Monday, May 17, 2010

Truckloads of Freaks, Strippers, Art and Noodles Drive NYC’s Lost Horizon Night Market

Turns out there really isn’t anything illegal going on at the renegade art event called Lost Horizon Night Market, an ongoing participatory project with an elegantly simple idea: “Proprietors” rent a truck and do something creative in it, with public interactivity a central element.
There are no admission fees. Participants mainly provide enthusiasm (or homemade jam, or lap dances, or ukulele serenades), and get to soak in a hot tub or share a smoke in the Jesus Christ Hookah Bar. The proprietors exchange their time, money and artistic energy for the distinctive euphoria of seeing people interact with an environment of their own creation.
“For one night, we make an autonomous neighborhood,” said Lost Horizon Night Market co-founder Mark Krawczuk, who enjoys spurring people to act on their creative desires. “I get a kick out of seeing people do stuff. I’ve got 40 people into the game … got people who’ve never done installation art before to do it.”
Part 21st-century street carnival, part Burning Man-style artgasm, the Night Market is an empirical example of the participatory culture movement. To potential proprietors, the scale of a project in a 10-foot by 14-foot or 24-foot space is liberating in its constraints.
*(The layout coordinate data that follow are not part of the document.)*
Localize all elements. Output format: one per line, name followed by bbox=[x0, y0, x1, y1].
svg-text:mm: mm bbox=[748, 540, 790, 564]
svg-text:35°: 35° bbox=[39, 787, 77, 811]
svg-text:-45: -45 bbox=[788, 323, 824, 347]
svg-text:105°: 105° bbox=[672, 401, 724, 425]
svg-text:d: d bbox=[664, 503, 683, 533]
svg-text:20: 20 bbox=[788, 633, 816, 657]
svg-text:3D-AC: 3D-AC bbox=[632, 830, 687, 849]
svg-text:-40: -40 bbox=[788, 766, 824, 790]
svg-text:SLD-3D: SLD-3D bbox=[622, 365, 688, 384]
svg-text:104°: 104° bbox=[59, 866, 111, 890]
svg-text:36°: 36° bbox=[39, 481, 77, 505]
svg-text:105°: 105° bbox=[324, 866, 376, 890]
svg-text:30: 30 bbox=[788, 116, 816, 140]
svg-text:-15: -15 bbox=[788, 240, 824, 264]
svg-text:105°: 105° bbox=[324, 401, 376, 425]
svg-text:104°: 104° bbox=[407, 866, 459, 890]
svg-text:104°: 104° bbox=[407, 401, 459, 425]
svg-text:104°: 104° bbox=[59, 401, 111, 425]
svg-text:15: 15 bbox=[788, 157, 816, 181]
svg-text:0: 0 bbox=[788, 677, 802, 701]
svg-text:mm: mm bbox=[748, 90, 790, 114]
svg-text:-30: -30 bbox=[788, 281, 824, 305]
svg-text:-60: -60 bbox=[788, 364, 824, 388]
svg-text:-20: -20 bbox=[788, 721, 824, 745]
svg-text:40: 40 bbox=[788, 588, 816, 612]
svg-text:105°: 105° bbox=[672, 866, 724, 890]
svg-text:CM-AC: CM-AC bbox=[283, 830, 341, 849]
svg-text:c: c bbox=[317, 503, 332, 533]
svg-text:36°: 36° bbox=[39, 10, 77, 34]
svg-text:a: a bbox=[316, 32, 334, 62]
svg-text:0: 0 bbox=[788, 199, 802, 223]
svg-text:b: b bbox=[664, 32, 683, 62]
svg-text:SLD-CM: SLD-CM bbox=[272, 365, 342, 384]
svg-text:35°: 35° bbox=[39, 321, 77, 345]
It’s small enough to visualize a project, big enough to do something with impact, and open-ended in a way that seems to immediately spark flurries of ideas from those who hear of it.

Third Time’s a Charm

Last weekend’s Night Market was the third. Prior gatherings have included an erotic pastry truck, a 3-D Twister truck, a sock hop, a tea house, a pinhole-camera studio, a little big-top circus truck and a blindfold robotic gamelan truck. Aboard the Happy Birthday truck, participants entered a psychedelically joyous little world where everybody got a cupcake, a party hat and a rendition of the familiar song that never failed to crack up people waiting outside.
There’s been an actual strip club with mirrored walls, brass pole and real-deal strippers taking fake dollars in their G-strings. And the racket never ended in the Smash Truck, where a throng on one side of a thick Plexiglas wall screamed “Smash! Smash! Smash!” as participants on the other smashed the bejeezus out of televisions, Hummels and computer parts with a baseball bat.
Mark cook
Lost Horizon Night Market co-founder Mark Krawczuk serves noodles in the truck that started it all.
Photo: Rebecca Letz
The most recent Night Market took place Saturday. By 9:15 p.m., an otherwise desolate street along a freight-rail line in Bushwick was alive with the squeal of screw guns, banging lift-gates and urgent directives. Rental-truck roustabouts in cowboy outfits and wedding gowns pull-started generators, and as the last of the trucks arrived, Krawczuk, 37, finished up his duties as head parking attendant. He took off his orange vest and put on a chef jacket. It was time for him to start cooking noodles. The Night Market began with one truck Krawczuk used as a prank on the 2008 Burning Man Decompression event in New York. Intrigued, Krawczuk’s co-conspirator Kevin Balktick, 26, was drawn in, and together they grew the Night Market to an 11-truck affair in September 2009, and then to more than 20 trucks in last January’s event. Neither claims control of the event, calling themselves only “Those Who Choose the Place and Time.”
As communications chief, Balktick sets a high bar for proprietors by example, turning informational symposiums for potential proprietors into mystical and adventurous gatherings set in church attics and historical society libraries. For attendees, the bar is set by proxy. In an e-mail to proprietors about soliciting donations he writes, “Please don’t turn anyone away for want of funds. Ask them to sing you a song, do a silly dance, make you a picture, help you move next weekend, etc. Create an exchange of some kind.”